In the above code, we computed cosine distance by subtracting cosine similarity from 1, matched on this cost matrix, and divided by 10 to find the mean cosine distance between matched factors. In both cases, factors correspond well.
Thus, regularized RcppML::nmf
increases factor sparsity
without significantly affecting the loss or information content of the
model.
NMF models learned on some samples can be projected to other samples, a common routine in recommendation systems or transfer learning.
For instance, we may train a model on some samples and then use it to predict the values in other samples. For instance, in this dataset we predict what bird species are likely to be encountered in a grid of land given information about just a fraction of the species.
data(hawaiibirds)
A <- hawaiibirds$counts
test_grids <- sample(1:ncol(A), ncol(A) / 5)
test_species <- sample(1:nrow(A), nrow(A) * 0.5)

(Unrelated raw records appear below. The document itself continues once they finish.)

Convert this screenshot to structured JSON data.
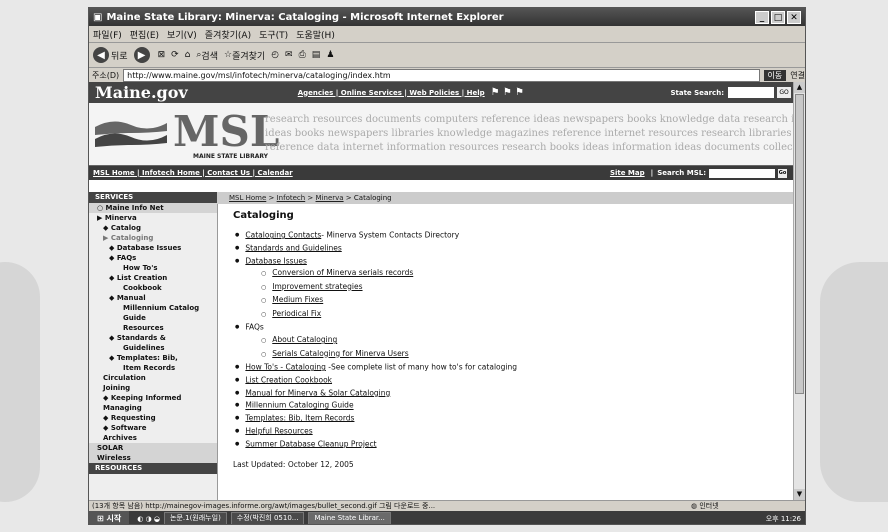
{
  "window": {
    "title": "Maine State Library: Minerva: Cataloging - Microsoft Internet Explorer",
    "min": "_",
    "max": "□",
    "close": "✕"
  },
  "menu": [
    "파일(F)",
    "편집(E)",
    "보기(V)",
    "즐겨찾기(A)",
    "도구(T)",
    "도움말(H)"
  ],
  "toolbar": {
    "back": "뒤로",
    "search": "검색",
    "favorites": "즐겨찾기"
  },
  "address": {
    "label": "주소(D)",
    "url": "http://www.maine.gov/msl/infotech/minerva/cataloging/index.htm",
    "go": "이동",
    "links": "연결"
  },
  "site": {
    "logo": "Maine.gov",
    "top_links": "Agencies | Online Services | Web Policies | Help",
    "state_search_label": "State Search:",
    "state_search_go": "GO",
    "banner_logo": "MSL",
    "banner_sub": "MAINE STATE LIBRARY",
    "banner_words": [
      "research resources documents computers reference ideas newspapers books knowledge data research inform",
      "ideas books newspapers libraries knowledge magazines reference internet resources research libraries classes reference",
      "reference data internet information resources research books ideas information ideas documents collections new"
    ],
    "nav_links": "MSL Home | Infotech Home | Contact Us | Calendar",
    "site_map": "Site Map",
    "search_msl": "Search MSL:",
    "search_go": "Go"
  },
  "sidebar": {
    "services": "SERVICES",
    "items": [
      {
        "label": "Maine Info Net",
        "level": 1,
        "bullet": "○",
        "hl": true
      },
      {
        "label": "Minerva",
        "level": 1,
        "bullet": "▶"
      },
      {
        "label": "Catalog",
        "level": 2,
        "bullet": "◆"
      },
      {
        "label": "Cataloging",
        "level": 2,
        "bullet": "▶",
        "grey": true
      },
      {
        "label": "Database Issues",
        "level": 3,
        "bullet": "◆"
      },
      {
        "label": "FAQs",
        "level": 3,
        "bullet": "◆"
      },
      {
        "label": "How To's",
        "level": 4
      },
      {
        "label": "List Creation",
        "level": 3,
        "bullet": "◆"
      },
      {
        "label": "Cookbook",
        "level": 4
      },
      {
        "label": "Manual",
        "level": 3,
        "bullet": "◆"
      },
      {
        "label": "Millennium Catalog",
        "level": 4
      },
      {
        "label": "Guide",
        "level": 4
      },
      {
        "label": "Resources",
        "level": 4
      },
      {
        "label": "Standards &",
        "level": 3,
        "bullet": "◆"
      },
      {
        "label": "Guidelines",
        "level": 4
      },
      {
        "label": "Templates: Bib,",
        "level": 3,
        "bullet": "◆"
      },
      {
        "label": "Item Records",
        "level": 4
      },
      {
        "label": "Circulation",
        "level": 2
      },
      {
        "label": "Joining",
        "level": 2
      },
      {
        "label": "Keeping Informed",
        "level": 2,
        "bullet": "◆"
      },
      {
        "label": "Managing",
        "level": 2
      },
      {
        "label": "Requesting",
        "level": 2,
        "bullet": "◆"
      },
      {
        "label": "Software",
        "level": 2,
        "bullet": "◆"
      },
      {
        "label": "Archives",
        "level": 2
      },
      {
        "label": "SOLAR",
        "level": 1,
        "hl": true
      },
      {
        "label": "Wireless",
        "level": 1,
        "hl": true
      }
    ],
    "resources": "RESOURCES"
  },
  "main": {
    "breadcrumb": [
      "MSL Home",
      "Infotech",
      "Minerva",
      "Cataloging"
    ],
    "title": "Cataloging",
    "list": [
      {
        "link": "Cataloging Contacts",
        "after": "- Minerva System Contacts Directory"
      },
      {
        "link": "Standards and Guidelines"
      },
      {
        "link": "Database Issues",
        "sub": [
          "Conversion of Minerva serials records",
          "Improvement strategies",
          "Medium Fixes",
          "Periodical Fix"
        ]
      },
      {
        "text": "FAQs",
        "sub": [
          "About Cataloging",
          "Serials Cataloging for Minerva Users"
        ]
      },
      {
        "link": "How To's - Cataloging",
        "after": " -See complete list of many how to's for cataloging"
      },
      {
        "link": "List Creation Cookbook"
      },
      {
        "link": "Manual for Minerva & Solar Cataloging"
      },
      {
        "link": "Millennium Cataloging Guide"
      },
      {
        "link": "Templates: Bib, Item Records"
      },
      {
        "link": "Helpful Resources"
      },
      {
        "link": "Summer Database Cleanup Project"
      }
    ],
    "updated": "Last Updated: October 12, 2005"
  },
  "status": {
    "text": "(13개 항목 남음) http://mainegov-images.informe.org/awt/images/bullet_second.gif 그림 다운로드 중...",
    "zone": "인터넷"
  },
  "taskbar": {
    "start": "시작",
    "tasks": [
      "논문.1(원래누일)",
      "수정(박진희 0510...",
      "Maine State Librar..."
    ],
    "clock": "오후 11:26"
  }
}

# construct a sparse masking matrix for these species and grids
mask <- matrix(0, nrow(A), ncol(A))
mask[test_species, test_grids] <- 1
mask <- as(mask, "dgCMatrix")
model <- nmf(A, k = 15, mask = mask, tol = 1e-6, seed = 123)
df <- rbind(
data.frame(
"observed" = as.vector(A[test_species, test_grids]),
"predicted" = as.vector(prod(model)[test_species, test_grids]),
"set" = "test"
), data.frame(
"observed" = as.vector(A[-test_species, -test_grids]),
"predicted" = as.vector(prod(model)[-test_species, -test_grids]),
"set" = "train"
)
)
ggplot(df, aes(observed, predicted, color = set)) +
theme_classic() +
theme(aspect.ratio = 1) +
scale_y_continuous(expand = c(0, 0), limits = c(0, 1), trans = "sqrt") +
scale_x_continuous(expand = c(0, 0), limits = c(0, 1), trans = "sqrt") +
geom_point(size = 0.5) +
facet_grid(cols = vars(set)) +
theme(legend.position = "none")
#> Warning: Removed 150 rows containing missing values or values outside the scale range
#> (`geom_point()`).
Cross-validation can assist in finding a reasonable factorization rank.

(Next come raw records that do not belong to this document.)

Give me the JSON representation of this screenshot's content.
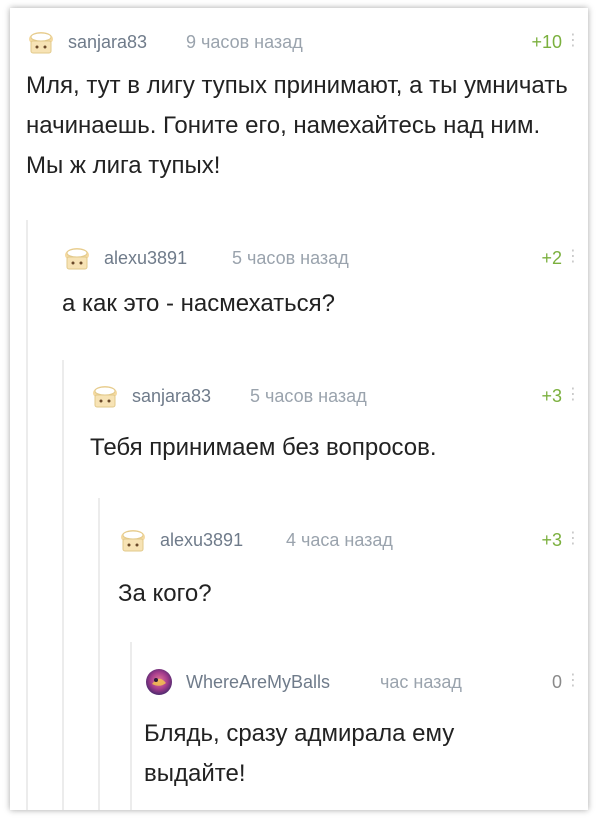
{
  "comments": [
    {
      "username": "sanjara83",
      "time": "9 часов назад",
      "rating": "+10",
      "more": "⋮",
      "avatar": "avatar-sanjara83",
      "text": "Мля, тут в лигу тупых принимают, а ты умничать начинаешь. Гоните его, намехайтесь над ним. Мы ж лига тупых!"
    },
    {
      "username": "alexu3891",
      "time": "5 часов назад",
      "rating": "+2",
      "more": "⋮",
      "avatar": "avatar-alexu3891",
      "text": "а как это - насмехаться?"
    },
    {
      "username": "sanjara83",
      "time": "5 часов назад",
      "rating": "+3",
      "more": "⋮",
      "avatar": "avatar-sanjara83",
      "text": "Тебя принимаем без вопросов."
    },
    {
      "username": "alexu3891",
      "time": "4 часа назад",
      "rating": "+3",
      "more": "⋮",
      "avatar": "avatar-alexu3891",
      "text": "За кого?"
    },
    {
      "username": "WhereAreMyBalls",
      "time": "час назад",
      "rating": "0",
      "more": "⋮",
      "avatar": "avatar-wherearemyballs",
      "text": "Блядь, сразу адмирала ему выдайте!"
    }
  ],
  "colors": {
    "positive_rating": "#7bb03e",
    "username": "#6f7b8a",
    "time": "#9aa3ad",
    "text": "#222222"
  }
}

Here we determine the optimal rank for the aml
dataset
using cross-validation across three random replicates:
data(aml)
cv_data <- crossValidate(aml$data, k = 1:10, reps = 3)
#> 'as(<ngCMatrix>, "dgCMatrix")' is deprecated.

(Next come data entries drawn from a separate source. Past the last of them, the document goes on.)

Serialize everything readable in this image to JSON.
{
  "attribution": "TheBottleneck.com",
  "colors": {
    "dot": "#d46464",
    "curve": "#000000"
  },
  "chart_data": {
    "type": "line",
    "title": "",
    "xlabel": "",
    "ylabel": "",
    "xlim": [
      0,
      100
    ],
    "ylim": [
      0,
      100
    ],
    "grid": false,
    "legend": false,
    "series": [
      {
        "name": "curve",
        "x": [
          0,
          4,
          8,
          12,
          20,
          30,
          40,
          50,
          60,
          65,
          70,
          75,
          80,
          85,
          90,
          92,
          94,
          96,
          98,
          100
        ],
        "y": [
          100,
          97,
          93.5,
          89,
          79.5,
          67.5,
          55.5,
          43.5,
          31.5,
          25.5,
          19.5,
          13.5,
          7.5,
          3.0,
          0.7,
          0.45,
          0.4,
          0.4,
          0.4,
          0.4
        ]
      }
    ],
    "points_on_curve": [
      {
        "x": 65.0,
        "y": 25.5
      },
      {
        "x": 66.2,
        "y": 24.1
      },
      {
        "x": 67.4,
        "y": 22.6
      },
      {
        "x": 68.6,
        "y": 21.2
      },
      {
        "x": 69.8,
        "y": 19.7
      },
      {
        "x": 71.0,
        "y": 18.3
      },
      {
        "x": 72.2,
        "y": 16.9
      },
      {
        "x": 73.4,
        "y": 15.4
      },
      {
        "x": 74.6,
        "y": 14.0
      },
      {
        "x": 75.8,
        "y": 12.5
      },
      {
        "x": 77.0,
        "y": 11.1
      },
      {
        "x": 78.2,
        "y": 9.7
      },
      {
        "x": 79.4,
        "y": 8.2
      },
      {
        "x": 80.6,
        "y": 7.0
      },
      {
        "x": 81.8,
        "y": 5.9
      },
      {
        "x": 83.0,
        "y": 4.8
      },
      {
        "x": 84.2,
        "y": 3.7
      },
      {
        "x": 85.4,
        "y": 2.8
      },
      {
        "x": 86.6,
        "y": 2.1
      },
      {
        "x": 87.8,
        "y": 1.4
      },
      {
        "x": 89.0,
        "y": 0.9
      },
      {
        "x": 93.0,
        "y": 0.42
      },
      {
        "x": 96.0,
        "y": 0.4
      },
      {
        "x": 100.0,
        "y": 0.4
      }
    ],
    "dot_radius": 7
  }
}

#> Use 'as(., "dMatrix")' instead.
#> See help("Deprecated") and help("Matrix-deprecated").
head(cv_data)
#> rep k value
#> 1 1 1 0.03619901
#> 2 1 2 0.02974895
#> 3 1 3 0.02757322
#> 4 1 4 0.02599658
#> 5 1 5 0.02490966
#> 6 1 6 0.02413747
Use the S4 plot
method for the
nmfCrossValidation
class to visualize:
The optimal rank is around k = 8
.